Requirements for Schedule II Controlled for Providers to File Prescriptions
The general assembly also passed a requirement that providers file prescriptions for Schedule II controlled substances electronic means only by July 1, 2020. The bill contains various exceptions for providers where the
prescription is: (1) Issued by veterinarians; (2) Issued in circumstances where electronic prescribing is not available due to technological or electrical failure, as set forth in rule; (3) Issued by a healthcare prescriber to be dispensed by a pharmacy located outside the state, as set forth in rule; (4) Issued when the healthcare
prescriber and dispenser are the same entity; (5) Issued while including elements that are not supported by the most recently implemented version of the National Council for Prescription Drug Programs Prescriber/Pharmacist Interface SCRIPT Standard; (6) Issued by a healthcare prescriber for a drug that the federal food and drug administration (FDA) requires the prescription to contain certain elements that are not able to be accomplished with electronic prescribing; (7) Issued by a healthcare prescriber allowing for the dispensing of a non-patient-specific prescription pursuant to a standing order, approved protocol for drug therapy, collaborative pharmacy practice agreement in response to a public health emergency, or in other circumstances where the healthcare prescriber may issue a non-patient-specific prescription; (8) Issued by a healthcare prescriber prescribing a drug under a research protocol; (9) Issued by a healthcare prescriber who has received a waiver or a renewed waiver for a specified period determined by the commissioner of health, not to exceed one year without renewal by the commissioner, from the requirement to use electronic prescribing, pursuant to a process established in rule by the
commissioner, due to economic hardship, technological limitations that are not reasonably within the control of the healthcare prescriber, or other exceptional circumstance demonstrated by the healthcare prescriber; or (10) Issued by a healthcare prescriber under circumstances where, notwithstanding the healthcare prescriber’s present ability to make an electronic prescription, the healthcare prescriber reasonably determines that it would be impractical for the patient to obtain substances prescribed by electronic prescription in a timely manner, and such delay would adversely impact the patient’s medical condition.
The Medical Cannabis Act
The Medical Cannabis Act (SB1710) was heavily debated this session.

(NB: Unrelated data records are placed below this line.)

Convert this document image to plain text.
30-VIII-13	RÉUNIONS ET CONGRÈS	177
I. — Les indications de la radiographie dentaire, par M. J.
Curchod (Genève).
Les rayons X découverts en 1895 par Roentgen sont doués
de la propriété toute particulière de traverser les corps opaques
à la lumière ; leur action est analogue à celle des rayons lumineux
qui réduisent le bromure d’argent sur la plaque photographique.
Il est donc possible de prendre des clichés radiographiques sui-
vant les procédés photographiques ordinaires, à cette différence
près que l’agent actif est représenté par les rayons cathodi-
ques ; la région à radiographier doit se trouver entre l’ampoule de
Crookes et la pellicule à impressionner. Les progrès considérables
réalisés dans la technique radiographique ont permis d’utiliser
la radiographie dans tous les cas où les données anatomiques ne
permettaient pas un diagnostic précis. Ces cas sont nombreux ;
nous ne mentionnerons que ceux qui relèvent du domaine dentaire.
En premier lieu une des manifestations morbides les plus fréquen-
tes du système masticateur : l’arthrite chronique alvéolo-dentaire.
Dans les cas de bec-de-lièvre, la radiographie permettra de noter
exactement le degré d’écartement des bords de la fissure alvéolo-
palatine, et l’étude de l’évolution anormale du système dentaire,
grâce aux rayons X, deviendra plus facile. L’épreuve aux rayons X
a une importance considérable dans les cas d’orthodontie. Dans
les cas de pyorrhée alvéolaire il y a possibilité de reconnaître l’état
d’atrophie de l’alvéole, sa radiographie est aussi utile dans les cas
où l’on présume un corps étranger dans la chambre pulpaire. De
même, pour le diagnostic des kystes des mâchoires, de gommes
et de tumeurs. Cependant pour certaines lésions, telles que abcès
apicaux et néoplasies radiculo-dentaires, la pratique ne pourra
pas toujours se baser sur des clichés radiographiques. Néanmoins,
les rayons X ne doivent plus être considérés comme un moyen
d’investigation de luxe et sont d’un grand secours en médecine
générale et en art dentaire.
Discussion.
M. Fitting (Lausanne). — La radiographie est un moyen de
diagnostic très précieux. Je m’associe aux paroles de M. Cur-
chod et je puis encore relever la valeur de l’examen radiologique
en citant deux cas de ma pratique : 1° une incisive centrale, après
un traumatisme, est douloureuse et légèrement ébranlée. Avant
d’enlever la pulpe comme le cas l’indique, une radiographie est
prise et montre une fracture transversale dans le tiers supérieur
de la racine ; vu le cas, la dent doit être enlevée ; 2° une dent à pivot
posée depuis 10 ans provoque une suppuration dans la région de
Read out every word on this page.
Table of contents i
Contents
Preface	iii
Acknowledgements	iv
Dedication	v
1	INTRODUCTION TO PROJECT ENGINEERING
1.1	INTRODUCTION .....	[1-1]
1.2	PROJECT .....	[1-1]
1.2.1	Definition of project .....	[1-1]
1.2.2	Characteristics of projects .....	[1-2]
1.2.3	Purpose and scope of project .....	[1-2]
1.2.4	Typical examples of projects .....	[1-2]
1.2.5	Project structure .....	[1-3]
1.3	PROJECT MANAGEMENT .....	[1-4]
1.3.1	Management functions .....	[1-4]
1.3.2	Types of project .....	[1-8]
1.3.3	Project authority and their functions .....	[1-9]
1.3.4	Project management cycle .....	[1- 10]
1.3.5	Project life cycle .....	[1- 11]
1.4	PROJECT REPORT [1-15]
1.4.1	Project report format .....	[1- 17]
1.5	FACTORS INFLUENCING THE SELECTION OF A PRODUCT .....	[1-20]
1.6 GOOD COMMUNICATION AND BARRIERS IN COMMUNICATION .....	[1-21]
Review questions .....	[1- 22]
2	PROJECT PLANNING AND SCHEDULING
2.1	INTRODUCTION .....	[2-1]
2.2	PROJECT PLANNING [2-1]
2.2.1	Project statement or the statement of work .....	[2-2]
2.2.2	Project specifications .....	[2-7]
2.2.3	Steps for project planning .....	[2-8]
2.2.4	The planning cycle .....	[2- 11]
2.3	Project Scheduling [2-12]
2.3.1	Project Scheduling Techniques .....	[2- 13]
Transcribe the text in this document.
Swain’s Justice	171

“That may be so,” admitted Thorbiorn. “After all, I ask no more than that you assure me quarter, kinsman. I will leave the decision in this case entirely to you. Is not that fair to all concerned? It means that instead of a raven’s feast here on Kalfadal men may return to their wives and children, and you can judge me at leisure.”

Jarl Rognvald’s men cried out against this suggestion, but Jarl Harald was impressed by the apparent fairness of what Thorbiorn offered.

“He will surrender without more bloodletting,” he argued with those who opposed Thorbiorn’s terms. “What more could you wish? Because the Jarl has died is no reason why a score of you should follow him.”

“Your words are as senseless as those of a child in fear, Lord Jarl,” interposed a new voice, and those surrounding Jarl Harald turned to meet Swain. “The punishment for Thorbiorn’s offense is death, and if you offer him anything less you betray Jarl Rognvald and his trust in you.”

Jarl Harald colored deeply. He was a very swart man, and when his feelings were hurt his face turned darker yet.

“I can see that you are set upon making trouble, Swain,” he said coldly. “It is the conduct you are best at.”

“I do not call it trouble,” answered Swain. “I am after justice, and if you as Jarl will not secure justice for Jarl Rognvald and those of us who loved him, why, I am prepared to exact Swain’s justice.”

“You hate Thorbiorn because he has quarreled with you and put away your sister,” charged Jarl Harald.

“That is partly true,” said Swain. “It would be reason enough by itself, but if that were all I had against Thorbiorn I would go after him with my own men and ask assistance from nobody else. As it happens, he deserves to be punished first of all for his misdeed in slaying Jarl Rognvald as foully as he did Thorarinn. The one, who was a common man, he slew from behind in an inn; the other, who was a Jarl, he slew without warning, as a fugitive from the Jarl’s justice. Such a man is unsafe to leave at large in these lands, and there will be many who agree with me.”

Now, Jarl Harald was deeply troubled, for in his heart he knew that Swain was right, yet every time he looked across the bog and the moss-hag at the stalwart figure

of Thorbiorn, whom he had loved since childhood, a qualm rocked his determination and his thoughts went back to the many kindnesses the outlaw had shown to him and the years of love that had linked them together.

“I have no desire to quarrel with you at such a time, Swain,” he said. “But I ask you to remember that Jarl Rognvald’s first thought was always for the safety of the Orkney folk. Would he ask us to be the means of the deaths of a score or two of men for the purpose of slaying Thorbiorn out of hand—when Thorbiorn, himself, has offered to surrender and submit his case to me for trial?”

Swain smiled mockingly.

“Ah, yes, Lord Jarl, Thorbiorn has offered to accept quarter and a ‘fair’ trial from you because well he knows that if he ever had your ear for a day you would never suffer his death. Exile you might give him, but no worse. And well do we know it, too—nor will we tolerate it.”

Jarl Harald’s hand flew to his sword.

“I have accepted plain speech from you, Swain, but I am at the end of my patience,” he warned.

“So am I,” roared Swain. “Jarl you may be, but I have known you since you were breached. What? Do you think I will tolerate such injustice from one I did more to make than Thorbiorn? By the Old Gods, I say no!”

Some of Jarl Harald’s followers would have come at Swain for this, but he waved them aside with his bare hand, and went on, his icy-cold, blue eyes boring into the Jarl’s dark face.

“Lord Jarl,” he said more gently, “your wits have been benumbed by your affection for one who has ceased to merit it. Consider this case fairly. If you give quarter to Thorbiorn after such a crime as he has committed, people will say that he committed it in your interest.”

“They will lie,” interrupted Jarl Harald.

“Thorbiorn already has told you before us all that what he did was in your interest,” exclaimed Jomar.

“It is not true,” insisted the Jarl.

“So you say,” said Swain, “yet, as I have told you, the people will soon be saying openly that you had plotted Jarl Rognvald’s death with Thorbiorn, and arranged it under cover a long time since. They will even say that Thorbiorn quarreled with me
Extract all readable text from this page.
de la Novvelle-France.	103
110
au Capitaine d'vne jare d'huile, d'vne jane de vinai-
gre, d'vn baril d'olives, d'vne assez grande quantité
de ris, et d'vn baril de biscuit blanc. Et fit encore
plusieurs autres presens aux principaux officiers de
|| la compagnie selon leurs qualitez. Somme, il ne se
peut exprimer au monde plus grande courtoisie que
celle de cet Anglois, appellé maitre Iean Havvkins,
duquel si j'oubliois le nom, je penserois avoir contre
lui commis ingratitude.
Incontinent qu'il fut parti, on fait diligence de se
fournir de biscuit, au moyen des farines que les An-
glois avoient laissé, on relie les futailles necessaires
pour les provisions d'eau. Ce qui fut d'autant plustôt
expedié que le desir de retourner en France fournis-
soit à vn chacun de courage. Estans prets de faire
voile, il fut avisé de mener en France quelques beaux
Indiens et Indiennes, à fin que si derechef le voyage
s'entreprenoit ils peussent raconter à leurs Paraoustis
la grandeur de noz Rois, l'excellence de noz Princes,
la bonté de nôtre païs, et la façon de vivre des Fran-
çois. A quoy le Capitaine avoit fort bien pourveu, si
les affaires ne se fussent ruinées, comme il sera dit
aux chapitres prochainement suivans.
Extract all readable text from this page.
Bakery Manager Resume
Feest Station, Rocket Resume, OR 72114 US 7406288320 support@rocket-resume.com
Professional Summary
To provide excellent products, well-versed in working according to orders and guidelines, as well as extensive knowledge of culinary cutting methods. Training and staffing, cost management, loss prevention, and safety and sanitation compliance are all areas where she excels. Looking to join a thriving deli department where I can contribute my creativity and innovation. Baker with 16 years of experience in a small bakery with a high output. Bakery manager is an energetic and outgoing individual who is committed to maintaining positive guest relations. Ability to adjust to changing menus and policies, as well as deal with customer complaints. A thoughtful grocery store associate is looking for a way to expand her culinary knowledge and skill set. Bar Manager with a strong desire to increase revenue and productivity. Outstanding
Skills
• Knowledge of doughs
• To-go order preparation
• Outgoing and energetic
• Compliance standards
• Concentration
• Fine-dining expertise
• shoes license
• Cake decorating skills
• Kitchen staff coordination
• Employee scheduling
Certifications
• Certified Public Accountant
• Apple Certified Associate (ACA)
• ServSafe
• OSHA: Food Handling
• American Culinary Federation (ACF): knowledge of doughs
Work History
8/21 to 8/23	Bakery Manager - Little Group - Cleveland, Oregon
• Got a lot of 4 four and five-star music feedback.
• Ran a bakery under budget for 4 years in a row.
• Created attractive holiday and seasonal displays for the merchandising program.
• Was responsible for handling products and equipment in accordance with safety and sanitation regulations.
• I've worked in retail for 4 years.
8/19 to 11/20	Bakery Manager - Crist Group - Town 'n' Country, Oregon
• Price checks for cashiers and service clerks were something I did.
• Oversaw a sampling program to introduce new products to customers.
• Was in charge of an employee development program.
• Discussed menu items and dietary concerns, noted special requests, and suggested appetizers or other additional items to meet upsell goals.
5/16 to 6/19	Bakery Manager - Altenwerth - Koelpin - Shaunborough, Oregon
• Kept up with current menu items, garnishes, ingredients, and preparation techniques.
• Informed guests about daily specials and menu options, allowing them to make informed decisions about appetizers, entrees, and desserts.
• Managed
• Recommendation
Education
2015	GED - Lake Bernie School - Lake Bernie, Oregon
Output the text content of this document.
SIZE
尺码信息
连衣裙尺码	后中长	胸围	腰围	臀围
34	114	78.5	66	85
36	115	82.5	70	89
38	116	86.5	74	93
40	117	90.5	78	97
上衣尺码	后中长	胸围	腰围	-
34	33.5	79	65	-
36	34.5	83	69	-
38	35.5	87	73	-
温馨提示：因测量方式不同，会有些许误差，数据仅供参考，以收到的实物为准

Ultimately the legislation was taken off notice in the House and Senate Committees. Some version of this legislation will appear again in next year’s legislative session.
In other news, this was my last session serving as the lobbyist for the Tennessee Orthopaedic Society. I have accepted a position as Senior Director of Government and Community Affairs at Vanderbilt University Medical Center. It has been an honor to serve as your representative and I look forward to seeing you all at events in the medical community. I wish you all the best of luck in the future.